Rapper C.Luk dropped the music video for his single “Tweet Tweet Gangster” off his album “The Dead C Scrolls: Manuscript One”. The song directly attacks cyberbullies and fake online gangsta. It’s a pretty funny song with some nice beats. Do you have to much time on your hands? Don’t be a Tweet Tweet Gangster. You can cop the single FREE below:
See what else C.Luk is cooking up in the Kambodian Kitchen with “The Dead C Scrolls: Manuscript One” album:
Tweet Tweet Gangster by C.Luk
More about C.Luk
After nearly ten years of performing and recording (with four independent albums and five mixtapes to his name), C-Luk still manages to be a refreshing presence in the underground hip hop scene. He has a drawn a number of comparisons in his career and these simply serve to reflect his own influences: enlightening his audiences like KRS-One, bringing satirical humor and potent delivery like Eminem, and possessing the quiet swagger of a street savvy gentleman, a quality that Jay-Z exemplifies and C-Luk takes after. His poetic ability and wordplay would rival the best in the industry and has drawn praise from the likes of Michael Bivins who could find no other words to describe C-Luk besides, “that boy is crazy!” His fellow Asian-American MC, legendary rap battler Jin, has said that “C-Luk goes hard, his [expletive] is hot.”
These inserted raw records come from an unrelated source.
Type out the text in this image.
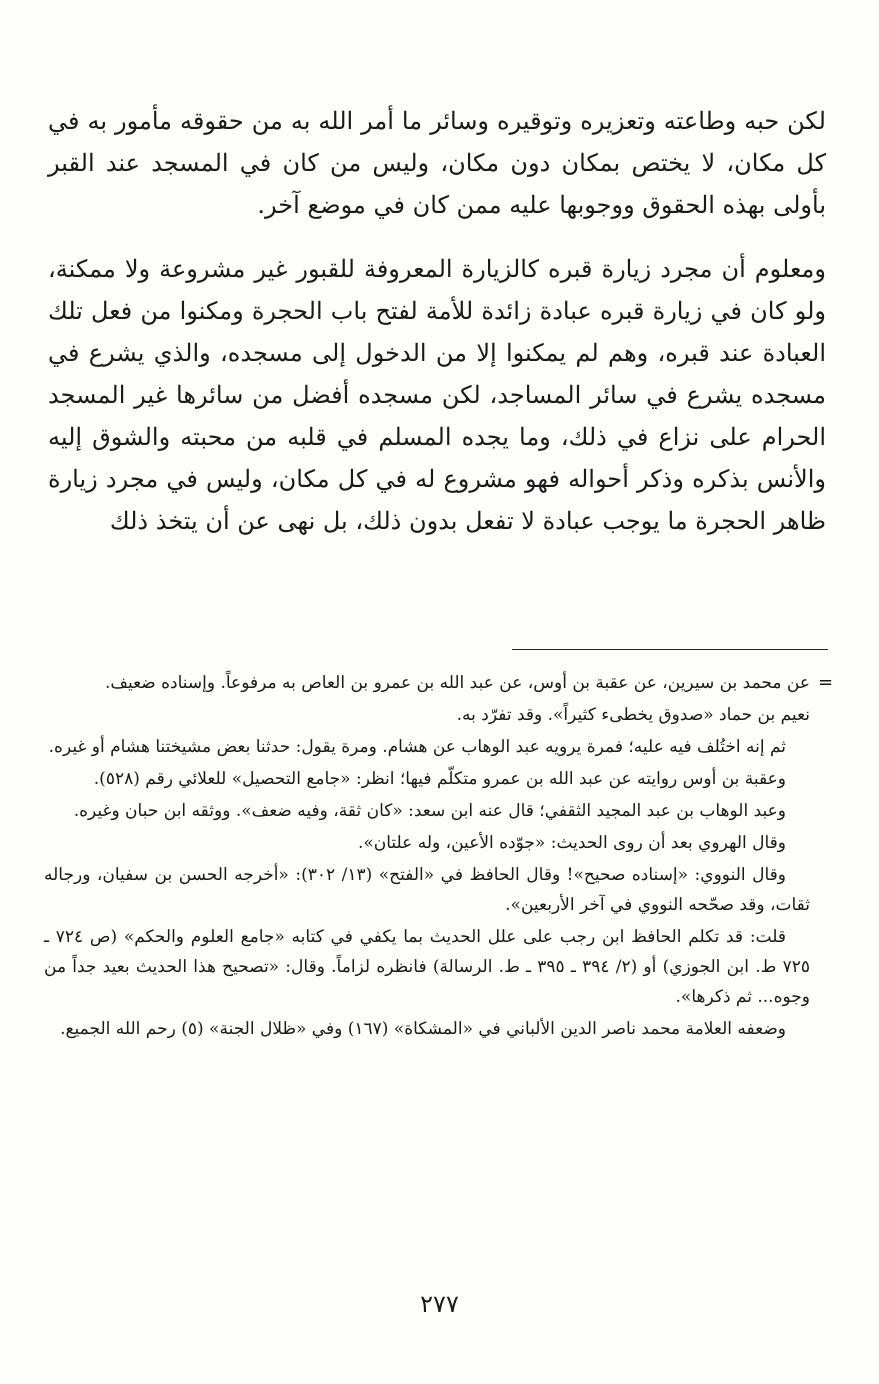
لكن حبه وطاعته وتعزيره وتوقيره وسائر ما أمر الله به من حقوقه مأمور به في كل مكان، لا يختص بمكان دون مكان، وليس من كان في المسجد عند القبر بأولى بهذه الحقوق ووجوبها عليه ممن كان في موضع آخر.

ومعلوم أن مجرد زيارة قبره كالزيارة المعروفة للقبور غير مشروعة ولا ممكنة، ولو كان في زيارة قبره عبادة زائدة للأمة لفتح باب الحجرة ومكنوا من فعل تلك العبادة عند قبره، وهم لم يمكنوا إلا من الدخول إلى مسجده، والذي يشرع في مسجده يشرع في سائر المساجد، لكن مسجده أفضل من سائرها غير المسجد الحرام على نزاع في ذلك، وما يجده المسلم في قلبه من محبته والشوق إليه والأنس بذكره وذكر أحواله فهو مشروع له في كل مكان، وليس في مجرد زيارة ظاهر الحجرة ما يوجب عبادة لا تفعل بدون ذلك، بل نهى عن أن يتخذ ذلك

=

عن محمد بن سيرين، عن عقبة بن أوس، عن عبد الله بن عمرو بن العاص به مرفوعاً. وإسناده ضعيف.

نعيم بن حماد «صدوق يخطىء كثيراً». وقد تفرّد به.

ثم إنه اختُلف فيه عليه؛ فمرة يرويه عبد الوهاب عن هشام. ومرة يقول: حدثنا بعض مشيختنا هشام أو غيره.

وعقبة بن أوس روايته عن عبد الله بن عمرو متكلّم فيها؛ انظر: «جامع التحصيل» للعلائي رقم (٥٢٨).

وعبد الوهاب بن عبد المجيد الثقفي؛ قال عنه ابن سعد: «كان ثقة، وفيه ضعف». ووثقه ابن حبان وغيره.

وقال الهروي بعد أن روى الحديث: «جوّده الأعين، وله علتان».

وقال النووي: «إسناده صحيح»! وقال الحافظ في «الفتح» (١٣/ ٣٠٢): «أخرجه الحسن بن سفيان، ورجاله ثقات، وقد صحّحه النووي في آخر الأربعين».

قلت: قد تكلم الحافظ ابن رجب على علل الحديث بما يكفي في كتابه «جامع العلوم والحكم» (ص ٧٢٤ ـ ٧٢٥ ط. ابن الجوزي) أو (٢/ ٣٩٤ ـ ٣٩٥ ـ ط. الرسالة) فانظره لزاماً. وقال: «تصحيح هذا الحديث بعيد جداً من وجوه... ثم ذكرها».

وضعفه العلامة محمد ناصر الدين الألباني في «المشكاة» (١٦٧) وفي «ظلال الجنة» (٥) رحم الله الجميع.

٢٧٧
C-Luk, born Chantha Luk, is a first generation immigrant from Cambodia. His family escaped genocide in the early 80’s and went through years in refugee camps waiting for their turn to get on the plane to the “land of opportunity.” When they finally made it out of their hellish existence and to the states, they found themselves surrounded by more violence in the poorest parts of Massachusetts. Growing up, gang life was prominent among C-Luk’s peers with nearly all his male relatives engaging in gang-related activities and spending their days as “stick up kids.” C-Luk never looked down on their life choices but decided that he himself would turn away from the negativity. But redeeming aspects of having a crew kept him close to the streets, even though he has always preferred to escape it.
And this is the essence of C-Luk’s music, art, and person: he manages to stay in tune with all the harsh realities of the urban community while offering an escape through his artistry. He might do it by making you laugh, or exposing what ruins our communities, or he might even ease your troubles by relating to the pain that is out there, or he could just as easily help his audiences escape by infecting them with his poetry.
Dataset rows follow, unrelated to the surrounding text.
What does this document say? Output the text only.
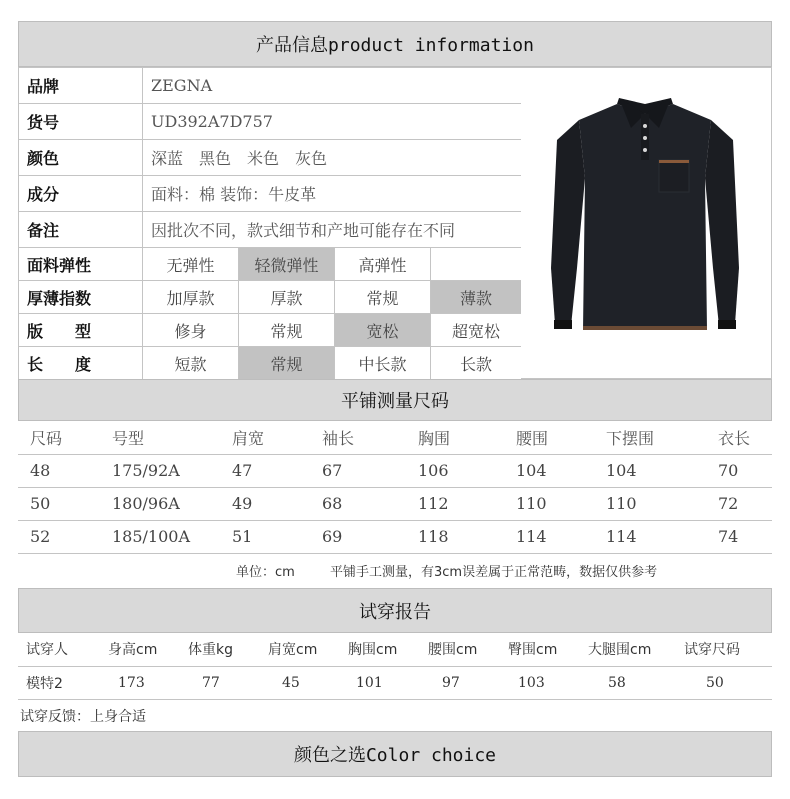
产品信息product information
品牌	ZEGNA			
货号	UD392A7D757			
颜色	深蓝　黑色　米色　灰色			
成分	面料：棉 装饰：牛皮革			
备注	因批次不同，款式细节和产地可能存在不同			
面料弹性	无弹性	轻微弹性	高弹性	
厚薄指数	加厚款	厚款	常规	薄款
版　　型	修身	常规	宽松	超宽松
长　　度	短款	常规	中长款	长款
平铺测量尺码
尺码	号型	肩宽	袖长	胸围	腰围	下摆围	衣长
48	175/92A	47	67	106	104	104	70
50	180/96A	49	68	112	110	110	72
52	185/100A	51	69	118	114	114	74
单位：cm	平铺手工测量，有3cm误差属于正常范畴，数据仅供参考
试穿报告
试穿人	身高cm	体重kg	肩宽cm	胸围cm	腰围cm	臀围cm	大腿围cm	试穿尺码
模特2	173	77	45	101	97	103	58	50
试穿反馈：上身合适
颜色之选Color choice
C-Luk is and has always been an avid student of life. He sees equal value in a stack of poetry from the Harlem Renaissance and a stack of articles from the New York Times. If he’s not in the studio or doing freestyle exercises, you might catch him practicing scales and chords on a keyboard. If he’s not rocking a stage, you might catch him in a community theatre playing roles here and there. If he’s not writing rhymes, you might find him writing a film script. If he’s not chopping it up with his boys back home getting wise to what’s good in the streets, you might find him watching Jeopardy and getting wise with Alex Trebec.
The majority of his energy is spent on the stage with a mic in his hand.